This change would make the following compile:

main: () = {
    my_int1: const   = 1; // Errors today.
    my_int2: const _ = 2; // Above would be equivalent to this.
}

outputs:

test.cpp2...
test.cpp2(2,22): error: '*'/'const' type qualifiers must be followed by a type name or '_' wildcard (at '=')

Will your feature suggestion eliminate X% of security vulnerabilities of a given kind in current C++ code? No.

Will your feature suggestion automate or eliminate X% of current C++ guidance literature? No. Maybe for cpp2 itself? I am just surprised that just const doesn't work even though _ is already the default.
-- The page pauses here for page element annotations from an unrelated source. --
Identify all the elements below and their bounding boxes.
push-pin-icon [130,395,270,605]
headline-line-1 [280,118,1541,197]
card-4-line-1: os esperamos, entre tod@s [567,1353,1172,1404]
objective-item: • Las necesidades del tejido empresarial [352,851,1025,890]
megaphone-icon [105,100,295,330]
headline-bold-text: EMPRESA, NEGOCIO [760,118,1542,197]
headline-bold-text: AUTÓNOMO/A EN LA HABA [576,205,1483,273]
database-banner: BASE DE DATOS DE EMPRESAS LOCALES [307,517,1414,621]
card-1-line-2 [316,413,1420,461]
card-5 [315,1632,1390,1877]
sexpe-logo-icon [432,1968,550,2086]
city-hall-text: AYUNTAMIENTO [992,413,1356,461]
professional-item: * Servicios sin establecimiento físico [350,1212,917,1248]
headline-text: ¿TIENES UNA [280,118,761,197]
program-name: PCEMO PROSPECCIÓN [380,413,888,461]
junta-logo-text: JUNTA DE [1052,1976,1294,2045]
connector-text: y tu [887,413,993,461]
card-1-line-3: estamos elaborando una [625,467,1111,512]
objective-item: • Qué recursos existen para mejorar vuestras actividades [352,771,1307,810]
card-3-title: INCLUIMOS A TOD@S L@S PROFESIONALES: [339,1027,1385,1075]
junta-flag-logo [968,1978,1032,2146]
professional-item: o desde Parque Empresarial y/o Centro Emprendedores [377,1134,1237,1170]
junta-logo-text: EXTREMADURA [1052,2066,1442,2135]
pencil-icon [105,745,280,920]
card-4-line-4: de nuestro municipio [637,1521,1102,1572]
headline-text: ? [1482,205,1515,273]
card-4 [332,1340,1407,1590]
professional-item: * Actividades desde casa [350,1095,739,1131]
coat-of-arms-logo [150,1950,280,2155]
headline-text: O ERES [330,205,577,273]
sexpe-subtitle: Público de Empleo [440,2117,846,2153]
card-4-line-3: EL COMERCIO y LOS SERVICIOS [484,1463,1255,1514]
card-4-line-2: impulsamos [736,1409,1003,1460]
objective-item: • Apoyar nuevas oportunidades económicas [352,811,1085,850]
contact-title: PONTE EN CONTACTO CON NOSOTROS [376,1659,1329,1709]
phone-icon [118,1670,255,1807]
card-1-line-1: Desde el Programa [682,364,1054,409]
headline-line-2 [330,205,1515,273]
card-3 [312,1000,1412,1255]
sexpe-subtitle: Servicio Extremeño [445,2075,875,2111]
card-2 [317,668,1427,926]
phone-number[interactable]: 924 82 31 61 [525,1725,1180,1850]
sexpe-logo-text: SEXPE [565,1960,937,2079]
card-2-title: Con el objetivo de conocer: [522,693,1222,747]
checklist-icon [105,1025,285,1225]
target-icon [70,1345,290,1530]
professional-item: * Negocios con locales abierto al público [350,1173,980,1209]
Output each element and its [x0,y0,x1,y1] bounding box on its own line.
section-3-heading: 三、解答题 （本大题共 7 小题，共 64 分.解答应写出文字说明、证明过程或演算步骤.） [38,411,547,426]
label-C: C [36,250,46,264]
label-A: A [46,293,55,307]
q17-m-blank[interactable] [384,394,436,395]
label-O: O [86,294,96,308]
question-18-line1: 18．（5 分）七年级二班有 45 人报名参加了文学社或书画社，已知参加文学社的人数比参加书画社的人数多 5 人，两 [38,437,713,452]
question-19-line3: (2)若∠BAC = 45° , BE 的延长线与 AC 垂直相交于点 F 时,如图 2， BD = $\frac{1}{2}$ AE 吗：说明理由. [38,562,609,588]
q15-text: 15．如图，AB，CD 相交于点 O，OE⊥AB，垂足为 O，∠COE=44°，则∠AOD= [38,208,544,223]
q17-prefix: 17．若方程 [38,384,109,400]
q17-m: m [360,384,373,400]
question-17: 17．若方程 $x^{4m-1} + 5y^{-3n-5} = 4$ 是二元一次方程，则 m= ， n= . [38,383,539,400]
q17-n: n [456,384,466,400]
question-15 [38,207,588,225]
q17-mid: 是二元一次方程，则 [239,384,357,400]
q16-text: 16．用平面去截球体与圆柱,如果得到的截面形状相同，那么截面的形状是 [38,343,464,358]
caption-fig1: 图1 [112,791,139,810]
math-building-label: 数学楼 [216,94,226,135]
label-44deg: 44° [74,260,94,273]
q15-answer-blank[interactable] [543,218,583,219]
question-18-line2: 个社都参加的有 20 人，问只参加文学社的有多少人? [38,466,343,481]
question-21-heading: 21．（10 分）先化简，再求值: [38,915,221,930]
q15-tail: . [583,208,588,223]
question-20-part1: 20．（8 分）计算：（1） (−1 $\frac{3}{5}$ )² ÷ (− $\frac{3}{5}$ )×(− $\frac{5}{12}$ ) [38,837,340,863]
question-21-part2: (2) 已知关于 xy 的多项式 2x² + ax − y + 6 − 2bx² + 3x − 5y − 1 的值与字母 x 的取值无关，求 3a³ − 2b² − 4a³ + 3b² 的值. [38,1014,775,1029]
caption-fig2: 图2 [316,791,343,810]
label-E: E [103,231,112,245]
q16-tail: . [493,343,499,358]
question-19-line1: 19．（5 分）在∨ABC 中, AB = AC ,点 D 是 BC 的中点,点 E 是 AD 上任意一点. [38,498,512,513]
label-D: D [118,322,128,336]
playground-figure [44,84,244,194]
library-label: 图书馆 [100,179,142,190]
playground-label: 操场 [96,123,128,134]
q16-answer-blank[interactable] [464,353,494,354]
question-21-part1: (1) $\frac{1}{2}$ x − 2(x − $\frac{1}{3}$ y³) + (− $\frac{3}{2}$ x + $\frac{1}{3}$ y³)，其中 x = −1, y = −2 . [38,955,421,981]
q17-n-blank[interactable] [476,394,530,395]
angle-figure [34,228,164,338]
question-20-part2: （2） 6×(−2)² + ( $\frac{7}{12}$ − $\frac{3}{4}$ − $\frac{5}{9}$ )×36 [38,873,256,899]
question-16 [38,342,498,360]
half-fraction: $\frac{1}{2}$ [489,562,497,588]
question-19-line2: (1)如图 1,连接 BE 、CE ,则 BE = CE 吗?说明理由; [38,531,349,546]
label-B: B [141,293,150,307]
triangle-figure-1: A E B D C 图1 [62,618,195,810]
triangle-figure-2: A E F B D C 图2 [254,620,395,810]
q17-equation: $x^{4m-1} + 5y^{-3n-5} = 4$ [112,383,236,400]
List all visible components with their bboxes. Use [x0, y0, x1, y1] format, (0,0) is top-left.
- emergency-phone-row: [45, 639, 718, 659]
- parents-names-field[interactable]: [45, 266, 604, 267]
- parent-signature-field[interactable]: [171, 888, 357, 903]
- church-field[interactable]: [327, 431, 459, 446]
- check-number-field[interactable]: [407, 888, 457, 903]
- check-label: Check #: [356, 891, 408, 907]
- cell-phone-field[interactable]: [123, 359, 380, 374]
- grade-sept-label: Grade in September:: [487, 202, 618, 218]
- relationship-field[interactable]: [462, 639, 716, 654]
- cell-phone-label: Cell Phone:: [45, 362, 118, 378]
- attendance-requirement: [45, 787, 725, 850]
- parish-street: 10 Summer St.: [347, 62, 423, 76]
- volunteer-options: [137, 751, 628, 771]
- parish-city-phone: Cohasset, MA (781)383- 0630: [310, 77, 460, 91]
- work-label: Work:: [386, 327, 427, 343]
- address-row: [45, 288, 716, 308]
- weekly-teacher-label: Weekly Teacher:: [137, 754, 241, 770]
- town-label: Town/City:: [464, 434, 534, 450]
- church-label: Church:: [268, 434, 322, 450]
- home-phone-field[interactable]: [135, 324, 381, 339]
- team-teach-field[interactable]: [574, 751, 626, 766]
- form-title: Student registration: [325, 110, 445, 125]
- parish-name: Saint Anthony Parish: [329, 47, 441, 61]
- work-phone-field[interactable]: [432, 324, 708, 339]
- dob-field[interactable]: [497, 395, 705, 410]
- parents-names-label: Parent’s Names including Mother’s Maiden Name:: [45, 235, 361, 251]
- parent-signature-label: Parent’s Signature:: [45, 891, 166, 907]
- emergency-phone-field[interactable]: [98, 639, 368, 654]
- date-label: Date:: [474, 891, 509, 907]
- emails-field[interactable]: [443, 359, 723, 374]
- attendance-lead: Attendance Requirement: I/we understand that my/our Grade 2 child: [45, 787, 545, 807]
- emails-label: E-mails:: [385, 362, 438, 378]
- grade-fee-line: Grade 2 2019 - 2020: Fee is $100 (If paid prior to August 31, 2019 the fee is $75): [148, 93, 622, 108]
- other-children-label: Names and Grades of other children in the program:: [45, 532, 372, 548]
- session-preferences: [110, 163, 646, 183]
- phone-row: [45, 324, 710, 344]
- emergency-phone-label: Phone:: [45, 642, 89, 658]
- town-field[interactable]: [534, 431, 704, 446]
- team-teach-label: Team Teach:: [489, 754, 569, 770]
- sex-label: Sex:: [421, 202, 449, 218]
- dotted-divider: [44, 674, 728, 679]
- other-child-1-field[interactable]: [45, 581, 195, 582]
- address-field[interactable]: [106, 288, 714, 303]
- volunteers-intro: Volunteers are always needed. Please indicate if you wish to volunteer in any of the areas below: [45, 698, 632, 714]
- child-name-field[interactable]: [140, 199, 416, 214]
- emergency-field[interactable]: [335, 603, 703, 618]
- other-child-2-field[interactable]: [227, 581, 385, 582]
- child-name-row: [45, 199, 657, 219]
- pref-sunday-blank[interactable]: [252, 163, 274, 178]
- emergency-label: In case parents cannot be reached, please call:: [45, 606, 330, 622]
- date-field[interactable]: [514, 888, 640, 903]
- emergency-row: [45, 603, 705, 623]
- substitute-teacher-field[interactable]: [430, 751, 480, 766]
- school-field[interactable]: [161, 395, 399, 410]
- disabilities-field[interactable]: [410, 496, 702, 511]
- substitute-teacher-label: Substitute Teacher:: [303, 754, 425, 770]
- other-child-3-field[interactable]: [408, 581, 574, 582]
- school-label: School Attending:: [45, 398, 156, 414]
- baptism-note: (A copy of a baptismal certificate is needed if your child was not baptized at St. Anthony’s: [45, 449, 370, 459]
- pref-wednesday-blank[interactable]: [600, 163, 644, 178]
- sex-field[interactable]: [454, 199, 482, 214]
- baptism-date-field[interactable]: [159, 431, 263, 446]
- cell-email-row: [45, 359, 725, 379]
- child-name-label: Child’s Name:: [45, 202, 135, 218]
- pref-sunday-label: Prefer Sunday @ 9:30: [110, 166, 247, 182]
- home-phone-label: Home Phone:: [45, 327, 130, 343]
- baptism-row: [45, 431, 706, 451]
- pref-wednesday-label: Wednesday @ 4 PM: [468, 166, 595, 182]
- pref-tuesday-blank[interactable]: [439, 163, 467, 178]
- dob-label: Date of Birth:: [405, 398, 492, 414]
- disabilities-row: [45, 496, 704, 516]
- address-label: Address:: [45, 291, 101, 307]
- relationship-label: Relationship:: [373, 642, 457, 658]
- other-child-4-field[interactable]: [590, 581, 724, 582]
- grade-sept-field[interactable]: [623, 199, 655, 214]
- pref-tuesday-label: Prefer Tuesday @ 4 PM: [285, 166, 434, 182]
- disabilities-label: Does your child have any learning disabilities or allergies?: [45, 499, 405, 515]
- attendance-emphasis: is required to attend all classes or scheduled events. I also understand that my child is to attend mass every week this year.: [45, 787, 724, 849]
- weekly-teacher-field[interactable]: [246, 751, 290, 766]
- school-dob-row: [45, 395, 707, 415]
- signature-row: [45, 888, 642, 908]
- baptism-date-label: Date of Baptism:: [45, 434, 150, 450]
Describe alternatives you've considered.
I added the _ as the compiler demanded, but guess what, I added it to the wrong side since I am so used to east-const 😅 The reason I added the const to begin with was because I wanted to quickly check if the function was mutating my variable down below quickly, but got this error instead, this causes friction when iterating code.

What about pointers (*)?
I am not sure. There's a clang-tidy fix-it that automatically adds the pointer to auto for readability: readability-qualified-auto which seems to indicate some developers like this style?

Personally I don't think that my_pointer: * = something& would be more readable, it doesn't seem that way to me, it just seems redundant. I also don't know if allowing that would help meta/generation (like having trailing commas do).